Accurate assessment of right ventricular (RV) size and function is critical for managing cardiac diseases but is challenged by the limitations of traditional echocardiography. Artificial intelligence (AI) models offer potential for improving RV assessment, yet their diagnostic accuracy remains uncertain. This systematic review and meta-analysis evaluates the diagnostic accuracy of AI models for predicting RV size and function, synthesizing performance metrics and assessing evidence quality.

Methods

Adhering to PRISMA guidelines, we searched 5 databases up to June 2025 using MeSH and Emtree terms for "Artificial Intelligence," "Right Ventricular Function," and "Right Ventricular Dysfunction." Two reviewers screened studies, extracted data and assessed quality using PROBAST+AI. Pooled estimates were calculated using STATA 18 with MIDAS and METADATA modules. Heterogeneity was explored via subgroup analyses, meta-regression, and sensitivity analyses. Publication bias was assessed using funnel plot.

Results

From 25 studies, 18 provided data for meta-analysis, yielding a pooled sensitivity of 0.85 (95 % CI: 0.73–0.92), specificity of 0.81 (95 % CI: 0.72–0.88), and AUROC of 0.89 (95 % CI: 0.86–0.92).
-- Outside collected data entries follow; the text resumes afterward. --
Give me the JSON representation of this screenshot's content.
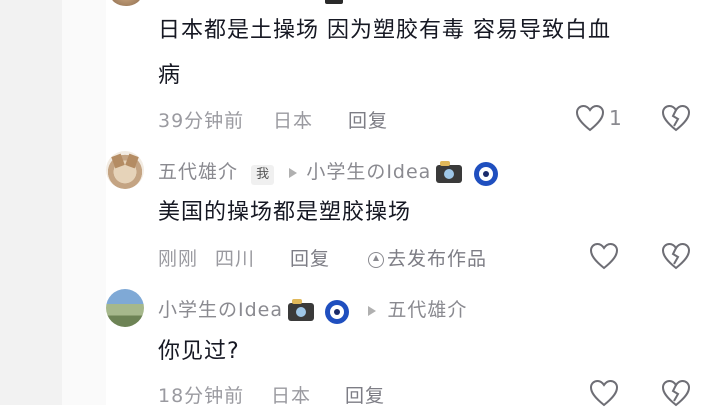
{
  "comment1": {
    "text_line1": "日本都是土操场  因为塑胶有毒  容易导致白血",
    "text_line2": "病",
    "time": "39分钟前",
    "location": "日本",
    "reply_label": "回复",
    "like_count": "1"
  },
  "comment2": {
    "author": "五代雄介",
    "me_badge": "我",
    "reply_to": "小学生のIdea",
    "text": "美国的操场都是塑胶操场",
    "time": "刚刚",
    "location": "四川",
    "reply_label": "回复",
    "publish_label": "去发布作品"
  },
  "comment3": {
    "author": "小学生のIdea",
    "reply_to": "五代雄介",
    "text": "你见过?",
    "time": "18分钟前",
    "location": "日本",
    "reply_label": "回复"
  },
  "icons": {
    "like": "heart-outline-icon",
    "dislike": "broken-heart-icon",
    "camera": "camera-emoji-icon",
    "nazar": "nazar-amulet-icon",
    "arrow": "reply-arrow-icon"
  },
  "colors": {
    "text": "#161823",
    "meta": "#9a9aa0",
    "background": "#ffffff"
  }
}
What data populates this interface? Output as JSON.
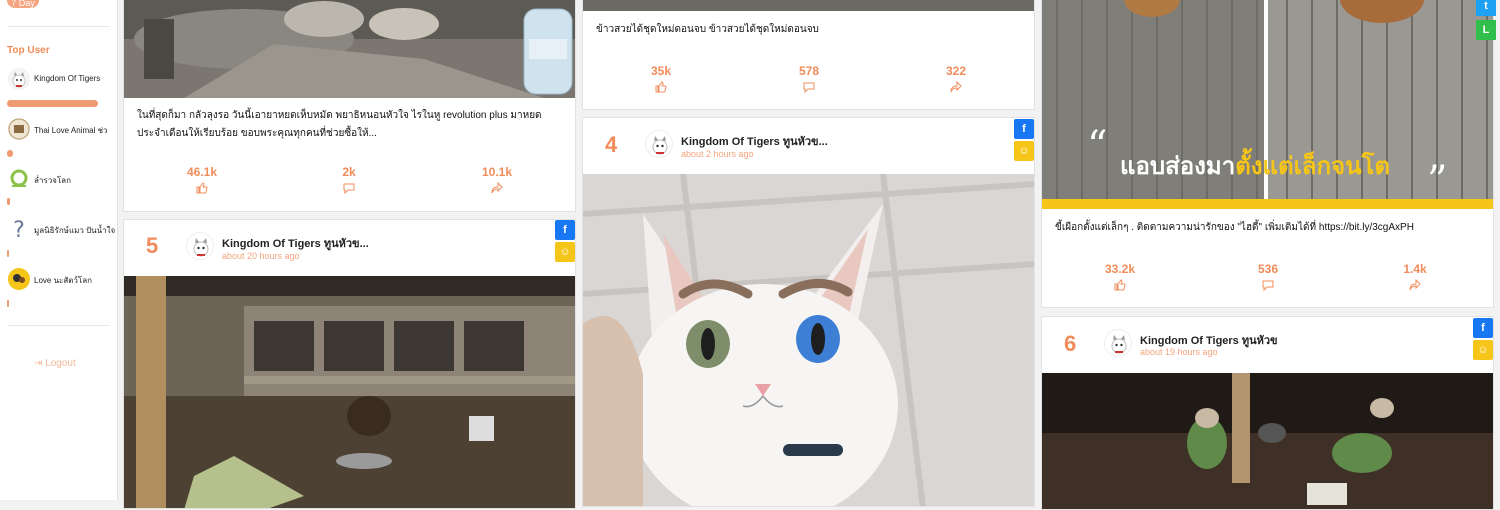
{
  "sidebar": {
    "pill_label": "7 Day",
    "top_user_title": "Top User",
    "users": [
      {
        "name": "Kingdom Of Tigers"
      },
      {
        "name": "Thai Love Animal ช่ว"
      },
      {
        "name": "ล่ำรวจโลก"
      },
      {
        "name": "มูลนิธิรักษ์แมว ปันน้ำใจ"
      },
      {
        "name": "Love นะสัตว์โลก"
      }
    ],
    "logout_label": "Logout"
  },
  "col1": {
    "card_a": {
      "text": "ในที่สุดก็มา กลัวลุงรอ วันนี้เอายาหยดเห็บหมัด พยาธิหนอนหัวใจ ไรในหู revolution plus มาหยดประจำเดือนให้เรียบร้อย ขอบพระคุณทุกคนที่ช่วยซื้อให้...",
      "likes": "46.1k",
      "comments": "2k",
      "shares": "10.1k"
    },
    "card_b": {
      "rank": "5",
      "author": "Kingdom Of Tigers ทูนหัวข...",
      "time": "about 20 hours ago"
    }
  },
  "col2": {
    "card_a": {
      "text": "ข้าวสวยได้ชุดใหม่ดอนจบ ข้าวสวยได้ชุดใหม่ดอนจบ",
      "likes": "35k",
      "comments": "578",
      "shares": "322"
    },
    "card_b": {
      "rank": "4",
      "author": "Kingdom Of Tigers ทูนหัวข...",
      "time": "about 2 hours ago"
    }
  },
  "col3": {
    "card_a": {
      "banner_text_white": "แอบส่องมา",
      "banner_text_yellow": "ตั้งแต่เล็กจนโต",
      "text": "ขี้เผือกตั้งแต่เล็กๆ . ติดตามความน่ารักของ \"ไฮดี้\" เพิ่มเติมได้ที่ https://bit.ly/3cgAxPH",
      "likes": "33.2k",
      "comments": "536",
      "shares": "1.4k"
    },
    "card_b": {
      "rank": "6",
      "author": "Kingdom Of Tigers ทูนหัวข",
      "time": "about 19 hours ago"
    }
  },
  "icons": {
    "facebook": "facebook-icon",
    "smile": "smile-icon",
    "twitter": "twitter-icon",
    "line": "line-icon",
    "like": "thumbs-up-icon",
    "comment": "comment-icon",
    "share": "share-icon",
    "logout": "logout-icon"
  },
  "colors": {
    "accent": "#f08c5a",
    "facebook": "#1877f2",
    "smile": "#f5c518",
    "twitter": "#1da1f2",
    "line": "#2fbf4a"
  }
}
High heterogeneity (I² = 71.63 % for sensitivity, 73.51 % for specificity) was partially explained by algorithm type and study country. The GRADE assessment indicated moderate certainty of evidence due to heterogeneity and bias in 25 % of studies.

Conclusion

AI models show promising diagnostic accuracy for RV assessment, but high heterogeneity and moderate evidence certainty necessitate cautious interpretation and further research.
背景:准确评估右心室(RV)的大小和功能对心脏疾病的治疗至关重要,但传统超声心动图的局限性对其提出了挑战。人工智能(AI)模型为改进RV评估提供了潜力,但其诊断准确性仍不确定。本系统综述和荟萃分析评估了人工智能模型在预测RV大小和功能、综合性能指标和评估证据质量方面的诊断准确性。方法按照PRISMA指南,使用MeSH和Emtree检索截至2025年6月的5个数据库中的“人工智能”、“右心室功能”和“右心室功能障碍”。两名审稿人筛选研究,提取数据并使用PROBAST+AI评估质量。使用带有MIDAS和METADATA模块的STATA 18计算汇总估计值。通过亚组分析、meta回归和敏感性分析探讨异质性。采用漏斗图评估发表偏倚。结果25项研究中,18项提供了荟萃分析的数据,合并敏感性为0.85(95 % CI: 0.73-0.92),特异性为0.81(95 % CI: 0.72-0.88), AUROC为0.89(95 % CI: 0.86-0.92)。高异质性(敏感性I²= 71.63 %,特异性I²= 73.51 %)部分由算法类型和研究国家解释。GRADE评估显示,在25% %的研究中,由于异质性和偏倚,证据具有中等确定性。结论人工智能模型对RV评估具有较好的诊断准确性,但异质性高,证据确定性不高,需要谨慎解释和进一步研究。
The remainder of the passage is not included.